FALLECIO EL 31 DE Mxxxx (passed away the 31st of xxx (May according to JewishGen))

DE MUERTE     PE (of death    xx)

Armed with what seemed like rather scant details, I first turned to Google to learn where “Alba Julia” is located. I discovered it is in Transylvania, the historical and cultural region in Central-Eastern Europe, that now encompasses central Romania. Alba Iulia, as it is called, was the seat of residence of the princes of Transylvania in the 16th and 17th centuries, and for several centuries was administered by Hungary. In the 17th century there were about 100 Jews living in Alba Iulia, and by 1930, 1,558 out of 12,282 people living there were Jewish. By 1941, all Jewish community property had been confiscated, and the men seized for forced labor. The Jewish population peaked in 1947 at over 2,000, but by the beginning of the 21st century, the Jewish population in Alba Iulia, as well as in the rest of Romania, was very small.

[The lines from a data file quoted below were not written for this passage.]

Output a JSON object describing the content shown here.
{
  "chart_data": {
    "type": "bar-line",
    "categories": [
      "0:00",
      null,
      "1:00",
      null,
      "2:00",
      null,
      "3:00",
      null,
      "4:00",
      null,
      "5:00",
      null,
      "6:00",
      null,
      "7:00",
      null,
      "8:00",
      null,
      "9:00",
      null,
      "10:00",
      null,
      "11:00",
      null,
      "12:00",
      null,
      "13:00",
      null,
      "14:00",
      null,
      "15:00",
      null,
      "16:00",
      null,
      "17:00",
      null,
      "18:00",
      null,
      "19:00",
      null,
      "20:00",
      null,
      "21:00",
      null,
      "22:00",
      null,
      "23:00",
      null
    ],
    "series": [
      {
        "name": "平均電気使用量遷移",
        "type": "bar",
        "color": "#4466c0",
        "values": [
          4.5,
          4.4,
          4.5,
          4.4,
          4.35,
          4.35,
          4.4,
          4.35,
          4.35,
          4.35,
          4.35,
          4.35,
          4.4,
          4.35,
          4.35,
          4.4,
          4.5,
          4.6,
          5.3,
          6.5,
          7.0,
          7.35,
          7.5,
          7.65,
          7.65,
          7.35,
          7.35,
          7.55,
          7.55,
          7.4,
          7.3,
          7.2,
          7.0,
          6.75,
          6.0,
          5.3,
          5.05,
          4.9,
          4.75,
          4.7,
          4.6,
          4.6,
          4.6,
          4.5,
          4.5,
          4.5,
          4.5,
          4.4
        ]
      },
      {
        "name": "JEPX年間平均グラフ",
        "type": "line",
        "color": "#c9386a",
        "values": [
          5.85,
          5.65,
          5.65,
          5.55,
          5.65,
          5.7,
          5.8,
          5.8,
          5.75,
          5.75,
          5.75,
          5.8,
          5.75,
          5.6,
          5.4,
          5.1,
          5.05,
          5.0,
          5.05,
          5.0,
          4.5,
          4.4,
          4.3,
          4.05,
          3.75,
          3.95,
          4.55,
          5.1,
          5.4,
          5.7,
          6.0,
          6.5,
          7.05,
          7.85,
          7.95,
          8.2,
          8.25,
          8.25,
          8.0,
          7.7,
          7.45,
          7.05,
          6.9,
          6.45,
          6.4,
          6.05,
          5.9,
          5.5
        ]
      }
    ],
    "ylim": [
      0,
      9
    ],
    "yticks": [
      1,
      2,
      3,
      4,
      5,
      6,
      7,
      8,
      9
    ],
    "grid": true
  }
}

Next, I searched in ancestry for Enrik Bruck in Alba Iulia, and surprisingly found two births registers listing a Henrik Brück, with an umlaut over the “u,” born there on the 16th of December 1888. (Figures 11a-c) Since the place and day of birth match the information on the headstone located in Saenz Peña, I am certain the individual interred there is Dr. Henrik Brück.

 

Figure 11a. Cover page for birth register listing for Henrik Brück showing he was born on the 16th of December 1888 in Alba Iulia, Romania

 

Figure 11b. Version 1 of birth register listing for Henrik Brück showing he was born on the 16th of December 1888 in Alba Iulia, Romania

 

Figure 11c. Version 2 of birth register listing for Henrik Brück showing he was born on the 16th of December 1888 in Alba Iulia, Romania

While disappointed so far not to have tracked down my distant cousin Dr. Erich Bruck in Argentina, I am now certain he is not interred in Sáenz Peña. Ms. Rappaportt, who has relatives in Ushuaia, the capital of Tierra del Fuego, tells me there is no Jewish cemetery there. An online search of the cemetery records in Ushuaia and Río Grande, Tierra del Fuego’s two largest cities, show no Brucks interred there. So, while the question of where Erich Bruck wound up remains unresolved, I was finally able to establish the identity and origin of the Brück who lies in Sáenz Peña.